Opinions on coconut oil vary; from the people who love it and think it’s a cure for everything to a Harvard professor who famously called it pure poison. The bottom line for coconut oil, like everything else, is to use it in moderation, and keep an eye on new research, nutrition reviews and dietary guidelines from the USDA. It is our favorite out of all the tropical oils, as palm oil and palm kernel oil contribute to deforestation.

We know that the oil selection at the grocery store can be overwhelming, between safflower oil,  sunflower oil, soybean oil, walnut oil and more. Ultimately, we think that olive oil and avocado oil are both great, neutral, healthier oil options for a healthy lifestyle, and for all your cooking and baking needs! They also have some of the highest monounsaturated fat content around.
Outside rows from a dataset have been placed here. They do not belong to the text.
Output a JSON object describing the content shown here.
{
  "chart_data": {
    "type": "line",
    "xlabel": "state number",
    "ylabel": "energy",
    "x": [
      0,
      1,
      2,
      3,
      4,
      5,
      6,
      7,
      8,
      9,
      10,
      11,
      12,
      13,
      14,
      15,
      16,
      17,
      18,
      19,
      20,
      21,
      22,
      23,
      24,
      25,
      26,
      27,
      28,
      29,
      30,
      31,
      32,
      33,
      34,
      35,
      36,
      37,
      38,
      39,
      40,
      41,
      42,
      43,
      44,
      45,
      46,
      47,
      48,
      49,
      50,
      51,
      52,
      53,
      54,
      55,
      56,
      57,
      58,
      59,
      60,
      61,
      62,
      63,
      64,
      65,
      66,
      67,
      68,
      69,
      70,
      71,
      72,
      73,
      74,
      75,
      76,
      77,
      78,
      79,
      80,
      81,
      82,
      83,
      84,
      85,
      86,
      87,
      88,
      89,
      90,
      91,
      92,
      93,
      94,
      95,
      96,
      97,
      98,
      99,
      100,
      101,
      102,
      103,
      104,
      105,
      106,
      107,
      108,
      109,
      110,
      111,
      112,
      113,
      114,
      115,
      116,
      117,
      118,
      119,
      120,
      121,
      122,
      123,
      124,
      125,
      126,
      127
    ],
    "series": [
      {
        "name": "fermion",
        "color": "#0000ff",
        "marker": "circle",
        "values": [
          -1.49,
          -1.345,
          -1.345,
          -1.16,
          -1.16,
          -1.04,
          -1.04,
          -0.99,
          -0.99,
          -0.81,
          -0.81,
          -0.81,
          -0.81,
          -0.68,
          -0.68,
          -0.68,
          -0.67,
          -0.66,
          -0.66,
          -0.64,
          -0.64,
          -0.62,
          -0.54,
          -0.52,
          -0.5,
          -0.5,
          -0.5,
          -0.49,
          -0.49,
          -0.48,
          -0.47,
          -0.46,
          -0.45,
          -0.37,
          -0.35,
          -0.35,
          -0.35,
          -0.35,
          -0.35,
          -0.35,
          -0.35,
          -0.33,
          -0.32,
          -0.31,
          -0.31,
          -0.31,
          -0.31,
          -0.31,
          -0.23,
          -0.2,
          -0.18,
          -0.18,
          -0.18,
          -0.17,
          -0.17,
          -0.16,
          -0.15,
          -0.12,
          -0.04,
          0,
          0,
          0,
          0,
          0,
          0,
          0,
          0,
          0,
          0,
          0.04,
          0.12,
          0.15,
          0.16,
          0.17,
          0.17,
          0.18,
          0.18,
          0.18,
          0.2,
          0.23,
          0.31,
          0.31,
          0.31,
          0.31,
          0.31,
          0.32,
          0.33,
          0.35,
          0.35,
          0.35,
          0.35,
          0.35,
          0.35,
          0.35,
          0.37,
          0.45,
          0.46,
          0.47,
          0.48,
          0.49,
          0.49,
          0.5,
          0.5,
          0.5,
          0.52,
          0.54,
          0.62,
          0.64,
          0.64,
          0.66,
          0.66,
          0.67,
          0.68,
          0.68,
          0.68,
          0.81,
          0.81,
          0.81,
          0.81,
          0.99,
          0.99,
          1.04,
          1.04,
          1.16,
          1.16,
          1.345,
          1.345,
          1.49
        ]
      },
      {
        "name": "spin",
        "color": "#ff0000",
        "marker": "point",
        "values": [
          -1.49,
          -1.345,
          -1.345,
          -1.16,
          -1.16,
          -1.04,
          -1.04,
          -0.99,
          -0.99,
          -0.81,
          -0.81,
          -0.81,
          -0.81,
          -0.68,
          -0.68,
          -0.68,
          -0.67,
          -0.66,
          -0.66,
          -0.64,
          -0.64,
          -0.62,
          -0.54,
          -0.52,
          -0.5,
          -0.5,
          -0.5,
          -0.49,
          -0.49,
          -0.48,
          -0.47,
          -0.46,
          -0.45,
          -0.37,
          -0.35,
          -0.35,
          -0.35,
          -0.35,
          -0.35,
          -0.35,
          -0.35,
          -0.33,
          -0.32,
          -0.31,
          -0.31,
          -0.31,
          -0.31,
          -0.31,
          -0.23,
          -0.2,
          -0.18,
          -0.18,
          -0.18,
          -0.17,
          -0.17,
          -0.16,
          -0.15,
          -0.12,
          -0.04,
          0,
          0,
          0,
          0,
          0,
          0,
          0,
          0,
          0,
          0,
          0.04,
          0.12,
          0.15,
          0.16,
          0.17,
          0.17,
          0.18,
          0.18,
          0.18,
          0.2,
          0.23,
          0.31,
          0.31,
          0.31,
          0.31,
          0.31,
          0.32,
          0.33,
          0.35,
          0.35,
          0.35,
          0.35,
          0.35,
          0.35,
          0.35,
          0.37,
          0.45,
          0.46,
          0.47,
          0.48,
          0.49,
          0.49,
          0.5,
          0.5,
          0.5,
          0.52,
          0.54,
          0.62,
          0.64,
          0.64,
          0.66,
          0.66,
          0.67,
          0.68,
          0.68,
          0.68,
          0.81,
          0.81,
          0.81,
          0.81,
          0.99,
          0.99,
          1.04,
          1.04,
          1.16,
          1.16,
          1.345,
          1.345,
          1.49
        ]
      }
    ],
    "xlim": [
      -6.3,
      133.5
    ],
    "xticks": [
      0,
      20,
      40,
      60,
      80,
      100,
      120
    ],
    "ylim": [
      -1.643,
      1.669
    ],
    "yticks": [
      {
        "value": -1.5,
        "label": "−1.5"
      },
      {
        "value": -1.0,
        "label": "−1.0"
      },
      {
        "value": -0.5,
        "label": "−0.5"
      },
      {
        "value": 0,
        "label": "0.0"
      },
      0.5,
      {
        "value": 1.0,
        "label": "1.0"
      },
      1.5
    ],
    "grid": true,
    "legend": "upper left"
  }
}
To make a comparison, avocado oil has a higher smoke point than olive oil, and that high smoke point means that it’s more adaptable for different cooking methods, but it is more expensive. And as for coconut oil, we suggest using it in moderation until more research comes out. We hope this helped make your search for healthy cooking oil a little less daunting and your dishes a lot more delicious. And remember, store all your oil jars in a cool, dark place in your pantry (but not your refrigerator, which can mess with the texture), so they can retain their nutritional profile.